« Des preuves d’amour » est un film joyeux qui raconte, le temps d’une grossesse, la vie d’un couple de jeunes mariées. Sauf qu’à la différence d’un couple hétérosexuel, celle qui ne porte pas le bébé doit prouver qu’elle peut devenir une « bonne mère » pour adopter son enfant à la naissance.

Ce week-end on fait un nouveau petit tour à la Semaine de la Critique où les films de femmes sont nombreux, se suivent et ne se ressemblent pas. « Des Preuves d’amour », en séance spéciale, est une comédie de société, inspirée du bouleversement de la loi sur le Mariage pour tous, votée en 2014. Cela fait plus de dix ans et pourtant le cinéma français ne s’était pas encore emparé de la question de la maternité dans un couple de femmes. Voilà qui est fait et bien fait, grâce à Alice Douard.
Nadia porte un bébé et enfle en fil des mois, pendant que sa femme Céline commence son parcours juridique pour adopter l’enfant à la naissance. Il lui faudra notamment réunir quinze témoignages de proches afin de prouver qu’elle sera « capable » d’élever cet enfant à venir. Cette longue formalité est également l’occasion d’un parcours intime. Et ce carambolage fait tout le sel de cette comédie alerte . Des preuves d’amour il en faut dans un couple homosexuel, où l’on se dispute sur les mêmes sujets que chez les hétérosexuels et où l’arrivée d’un bébé rajoute des tensions. Le regard des autres et de la société surgit sous forme de questions intrusives et maladroites des proches : Comment avez-vous décidé qui de vous deux portera l’enfant ? D’où vient le sperme ? Comment avez-vous choisi le père ? Qui va allaiter le bébé ? Va-t-il (ou elle) vous appeler toutes les deux maman ?
On en rit grâce à l’énergie clownesque de Monia Chokri, comédienne québécoise chez Xavier Dolan et elle-même réalisatrice de comédies de société enlevées (« Baby Sitter », « Simple comme Sylvain »). Sa femme Céline, jouée par Ella Rumpf, est plus introvertie, intense. Elle prend son rôle de « mère-père » très au sérieux, acceptant des baby-sitting avec les enfants des amis, accompagnant les séances de préparation à la maternité, échangeant avec des pères aussi chamboulés qu’elle. Comme le Clown blanc et l’Auguste, ce duo de comédiennes se complète à merveille. Leur maternité est aussi un moment de bouleversement des relations de filiation, ce que Céline découvre en renouant avec sa mère absente, géniale Noémie Lvovsky, en grande pianiste de concert qui, elle, n’a pas su donner des preuves d’amour à sa fille unique.

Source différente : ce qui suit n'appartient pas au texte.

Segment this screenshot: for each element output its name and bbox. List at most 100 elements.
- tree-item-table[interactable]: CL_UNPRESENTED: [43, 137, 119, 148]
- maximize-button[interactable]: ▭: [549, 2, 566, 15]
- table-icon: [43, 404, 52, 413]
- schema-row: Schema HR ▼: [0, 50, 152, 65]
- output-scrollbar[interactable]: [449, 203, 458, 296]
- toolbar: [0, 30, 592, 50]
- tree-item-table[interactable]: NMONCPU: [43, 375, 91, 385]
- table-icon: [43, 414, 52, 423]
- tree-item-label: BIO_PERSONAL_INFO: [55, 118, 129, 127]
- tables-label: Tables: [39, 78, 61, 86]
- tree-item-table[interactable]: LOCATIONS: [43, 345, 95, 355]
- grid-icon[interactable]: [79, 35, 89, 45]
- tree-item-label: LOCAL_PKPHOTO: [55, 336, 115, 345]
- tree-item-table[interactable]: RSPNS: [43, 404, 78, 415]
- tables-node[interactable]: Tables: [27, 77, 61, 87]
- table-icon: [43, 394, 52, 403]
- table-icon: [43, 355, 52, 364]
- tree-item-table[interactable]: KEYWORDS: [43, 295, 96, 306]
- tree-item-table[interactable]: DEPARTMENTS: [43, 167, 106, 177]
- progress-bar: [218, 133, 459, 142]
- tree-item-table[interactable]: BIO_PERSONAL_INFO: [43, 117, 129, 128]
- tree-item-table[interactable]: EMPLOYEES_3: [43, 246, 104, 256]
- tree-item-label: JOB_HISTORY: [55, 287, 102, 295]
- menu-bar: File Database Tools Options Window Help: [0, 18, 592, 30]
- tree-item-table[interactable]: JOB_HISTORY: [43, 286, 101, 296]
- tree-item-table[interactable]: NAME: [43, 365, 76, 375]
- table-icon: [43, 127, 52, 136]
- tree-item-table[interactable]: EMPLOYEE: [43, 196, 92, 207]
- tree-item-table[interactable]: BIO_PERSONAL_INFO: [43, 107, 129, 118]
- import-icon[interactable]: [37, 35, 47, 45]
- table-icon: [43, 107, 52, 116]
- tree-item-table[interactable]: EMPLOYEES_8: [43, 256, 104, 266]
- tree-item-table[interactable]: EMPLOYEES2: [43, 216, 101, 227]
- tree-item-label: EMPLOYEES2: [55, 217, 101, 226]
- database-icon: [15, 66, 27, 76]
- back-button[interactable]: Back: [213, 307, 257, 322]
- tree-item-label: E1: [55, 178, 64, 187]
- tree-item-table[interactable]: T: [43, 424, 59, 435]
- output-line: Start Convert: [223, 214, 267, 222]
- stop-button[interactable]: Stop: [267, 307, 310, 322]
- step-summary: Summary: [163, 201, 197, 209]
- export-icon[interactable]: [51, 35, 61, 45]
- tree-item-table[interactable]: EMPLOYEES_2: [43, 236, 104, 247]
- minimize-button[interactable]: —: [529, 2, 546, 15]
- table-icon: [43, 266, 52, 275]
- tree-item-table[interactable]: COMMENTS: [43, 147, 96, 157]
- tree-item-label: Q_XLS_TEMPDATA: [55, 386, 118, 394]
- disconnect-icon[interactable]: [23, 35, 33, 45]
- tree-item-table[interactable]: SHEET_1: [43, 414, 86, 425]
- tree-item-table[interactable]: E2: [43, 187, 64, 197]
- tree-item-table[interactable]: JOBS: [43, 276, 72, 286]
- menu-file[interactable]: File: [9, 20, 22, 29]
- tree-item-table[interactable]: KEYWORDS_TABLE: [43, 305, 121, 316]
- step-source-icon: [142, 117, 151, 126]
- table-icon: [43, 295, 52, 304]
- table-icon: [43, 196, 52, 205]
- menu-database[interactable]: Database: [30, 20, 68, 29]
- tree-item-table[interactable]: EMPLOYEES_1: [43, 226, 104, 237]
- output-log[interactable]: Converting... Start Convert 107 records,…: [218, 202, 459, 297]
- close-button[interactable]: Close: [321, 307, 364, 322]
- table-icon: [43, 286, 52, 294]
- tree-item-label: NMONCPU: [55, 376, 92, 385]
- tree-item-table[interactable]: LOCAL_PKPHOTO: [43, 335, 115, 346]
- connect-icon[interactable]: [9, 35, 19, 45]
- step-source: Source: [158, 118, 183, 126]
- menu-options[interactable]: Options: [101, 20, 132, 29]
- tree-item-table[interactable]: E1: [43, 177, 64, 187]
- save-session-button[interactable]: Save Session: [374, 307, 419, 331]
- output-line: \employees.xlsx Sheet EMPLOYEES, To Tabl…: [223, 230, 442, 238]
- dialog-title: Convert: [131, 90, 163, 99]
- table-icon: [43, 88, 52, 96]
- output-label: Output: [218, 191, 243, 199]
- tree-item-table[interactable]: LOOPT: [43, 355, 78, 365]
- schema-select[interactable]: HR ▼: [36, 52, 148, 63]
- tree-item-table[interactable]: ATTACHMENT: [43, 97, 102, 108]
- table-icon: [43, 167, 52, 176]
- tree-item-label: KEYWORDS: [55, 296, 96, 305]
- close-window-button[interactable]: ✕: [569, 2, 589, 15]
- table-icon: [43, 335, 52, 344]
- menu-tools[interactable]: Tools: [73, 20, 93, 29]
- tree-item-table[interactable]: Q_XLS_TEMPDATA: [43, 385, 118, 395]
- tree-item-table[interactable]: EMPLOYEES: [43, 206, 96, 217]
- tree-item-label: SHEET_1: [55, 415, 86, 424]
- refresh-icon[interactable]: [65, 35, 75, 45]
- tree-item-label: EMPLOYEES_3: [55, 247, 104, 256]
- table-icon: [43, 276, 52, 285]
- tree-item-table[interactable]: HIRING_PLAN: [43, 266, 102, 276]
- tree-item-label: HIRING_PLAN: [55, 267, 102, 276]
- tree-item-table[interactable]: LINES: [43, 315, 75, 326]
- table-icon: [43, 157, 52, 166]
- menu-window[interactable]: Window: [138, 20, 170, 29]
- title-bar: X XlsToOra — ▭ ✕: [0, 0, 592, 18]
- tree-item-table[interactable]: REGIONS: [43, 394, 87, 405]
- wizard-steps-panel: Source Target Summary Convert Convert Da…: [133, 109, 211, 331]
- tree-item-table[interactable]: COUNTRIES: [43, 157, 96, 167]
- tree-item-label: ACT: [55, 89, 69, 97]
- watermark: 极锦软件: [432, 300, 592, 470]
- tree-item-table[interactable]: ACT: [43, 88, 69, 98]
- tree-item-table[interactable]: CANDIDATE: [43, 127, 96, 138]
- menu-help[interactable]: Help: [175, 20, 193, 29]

Quand un couple de femmes vit ensemble une grossesse, l’une d’entre elles se retrouve en quelque sorte du côté des hommes. Dans un entretien au site Format court en mars 2024, Alice Douard évoquait l’universalité de son sujet : « Mon but n’était pas de faire un film agressif ou revendicateur, mais un film qui inspire surtout la joie de ce moment particulier. L’universalité sert à ce que des hommes puissent s’identifier aux personnages féminins et se dire : « Ah tiens, c’est pareil en fait ! ». C’est une forme de militantisme pas discursif mais plus incarné, disons. »
« Des preuves d’amour » (comédie, 1h37) écrit et réalisé par Alice Douard, avec Ella Rumpf, Monia Chokri, Noémie Lvovsky, produit par Apsara Films et Les Films de June, distribué par Tandem. En séance spéciale à la Semaine de la critique, Cannes 2025
Alice Douard : son parcours
Elle vient de la prestigieuse Fémis, département réalisation. Son parcours a commencé classiquement par des courts métrages, en parallèle de boulots de scripte et de scénariste. Selon l’adage « on n’est jamais si bien servie que par soi-même », Alice Douard a créé en 2020 sa propre société de production, Les Films de June, avec sa compagne Marie Boitard, régisseuse pour le cinéma et la télévision. Ensemble, elles vont produire « L’attente », huis-clos d’une nuit où une jeune femme attend à la maternité l’accouchement de sa compagne. Récompensé du César du meilleur court-métrage en 2024, « L’attente » est inspirée de leur propre expérience de mères. C’est tout naturellement que la cinéaste a développé son histoire sur le temps d’une grossesse, devenue à la fois long métrage et « Preuves d’amour ».